Perhaps the most famous quote about watermelon comes from the cherished cinematic classic “Dirty Dancing,” when Baby proclaims that she carried one.

The phrase has become a universal shorthand of sorts, a way to indicate that in that awkward moment, when face-to-face with the impossible hotness of your crush, you were only capable of saying the dumbest thing possible: “I carried a watermelon”.

Truly timeless and relatable content.

Now, though, we live in different times, where instead of lolling the summer away at our family’s cabin at an idyllic resort in the Borscht Belt, we now schlep sparkling waters to an Airbnb, where we fumble with the lockbox while chipping in on someone else’s second mortgage.

Yes, we now live in the era of “I carried a Watermelon Waterloo”, and sadly there’s no Patrick Swayze to help us with our spaghetti arms. Just a random person to text when the AC goes out.

But we digress!  Let’s get back to this sparkling water, shall we? The weekend just started.

The nose on the Waterloo Watermelon is bright and fresh, with notes of green apple and, of course, the ubiquitous bubblegum, that strange doppleganger that follows us through watermelon sparkling waters like a shadow.

Overall, we like what this foretells. The natural fruit essences combine harmoniously with some more artificial aromas that we don’t actually mind. It smells honest.

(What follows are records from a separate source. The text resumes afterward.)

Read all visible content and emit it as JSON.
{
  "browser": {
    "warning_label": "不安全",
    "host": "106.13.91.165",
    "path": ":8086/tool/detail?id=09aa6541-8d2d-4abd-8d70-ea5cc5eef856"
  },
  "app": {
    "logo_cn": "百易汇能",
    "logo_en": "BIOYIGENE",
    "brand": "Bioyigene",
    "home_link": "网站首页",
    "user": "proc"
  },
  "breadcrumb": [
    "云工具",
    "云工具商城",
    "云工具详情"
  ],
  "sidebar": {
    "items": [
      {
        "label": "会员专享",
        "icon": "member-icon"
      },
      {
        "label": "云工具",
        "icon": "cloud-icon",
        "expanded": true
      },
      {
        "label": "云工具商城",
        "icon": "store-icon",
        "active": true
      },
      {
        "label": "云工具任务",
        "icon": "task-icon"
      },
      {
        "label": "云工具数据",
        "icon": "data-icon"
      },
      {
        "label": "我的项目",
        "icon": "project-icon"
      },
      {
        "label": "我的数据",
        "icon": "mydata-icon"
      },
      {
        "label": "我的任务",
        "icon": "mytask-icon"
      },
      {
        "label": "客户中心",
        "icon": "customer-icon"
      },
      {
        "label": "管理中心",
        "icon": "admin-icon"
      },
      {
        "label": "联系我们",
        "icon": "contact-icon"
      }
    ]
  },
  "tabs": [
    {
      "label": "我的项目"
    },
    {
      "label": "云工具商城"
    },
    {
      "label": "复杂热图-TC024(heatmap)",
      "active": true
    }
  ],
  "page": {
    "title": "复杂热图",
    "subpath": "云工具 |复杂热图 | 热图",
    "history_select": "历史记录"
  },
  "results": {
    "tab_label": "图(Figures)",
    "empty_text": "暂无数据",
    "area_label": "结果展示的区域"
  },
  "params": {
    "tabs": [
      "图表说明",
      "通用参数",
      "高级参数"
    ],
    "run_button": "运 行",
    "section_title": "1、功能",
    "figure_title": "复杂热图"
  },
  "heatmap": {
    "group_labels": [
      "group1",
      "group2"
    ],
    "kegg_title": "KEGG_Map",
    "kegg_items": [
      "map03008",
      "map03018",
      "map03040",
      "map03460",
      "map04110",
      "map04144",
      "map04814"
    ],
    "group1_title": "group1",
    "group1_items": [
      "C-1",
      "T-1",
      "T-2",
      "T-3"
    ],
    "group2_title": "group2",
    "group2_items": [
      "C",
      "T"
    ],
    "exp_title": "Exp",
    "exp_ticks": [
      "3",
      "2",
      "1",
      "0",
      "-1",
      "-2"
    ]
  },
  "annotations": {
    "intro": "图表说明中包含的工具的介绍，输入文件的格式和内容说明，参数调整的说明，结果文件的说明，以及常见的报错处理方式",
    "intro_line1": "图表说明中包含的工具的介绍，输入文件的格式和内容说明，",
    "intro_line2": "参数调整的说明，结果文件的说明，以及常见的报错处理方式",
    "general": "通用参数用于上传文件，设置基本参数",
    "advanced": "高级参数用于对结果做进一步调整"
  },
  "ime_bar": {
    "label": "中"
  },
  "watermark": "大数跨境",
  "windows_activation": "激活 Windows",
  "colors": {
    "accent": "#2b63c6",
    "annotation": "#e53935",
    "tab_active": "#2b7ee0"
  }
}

How does all this land on the palate?

Tasting Notes


Much like the nose, the flavor arc is quite similar. We start with some accurate bitter vegetal realness, then a strange bubblegum moment converges into the fully RnD rendered watermelon candy.

There’s a straightforwardness to this flavor that we like. It manages to capture the essence of a natural watermelon combined with the best of artifice.  And the distinct Jolly Rancher Watermelon Finish imbues you with a lilt of nostalgia.

Now, let’s be clear: we don’t actually like Watermelon Jolly Ranchers, which are objectively and empirically the nadir of Jolly Rancher’s flavor roster.  But the candy notes are faint enough here to just gently invoke vague feelings of nostalgia. The feeling where you’re happy to run into your childhood nemesis once again, after the long dark stint of your adulthood.

It is fascinating how something you didn’t like, from more innocent, simpler times in your life, can often be twisted into something you actually like later in life, after the straightjacket of late stage capitalism has made you realize how good you had it when candy flavors were the most offensive thing in your worldview. Hating watermelon jolly ranchers is straight up adorable when cast in that light, and we welcome the fleeting, weird comfort of artificial watermelon as a small ray of light of late.

Like Baby in a dreamy ‘50s Catskills summer, we want the soft focus of halcyon days, the taffeta skirts and kitten heels. Waterloo Watermelon serves in some kitten heels in peak summer.

We hold Waterloo’s watermelon execution in high regard.  It’s rolling in the grass and sucking on a lollipop.  This watermelon is innocence embodied.

Like all innocence it doesn’t last.

In the meantime, don’t put this baby in a corner.

(Sorry. We had to do it. But come on, we did have the time of our life, and we owe it all to Waterloo.)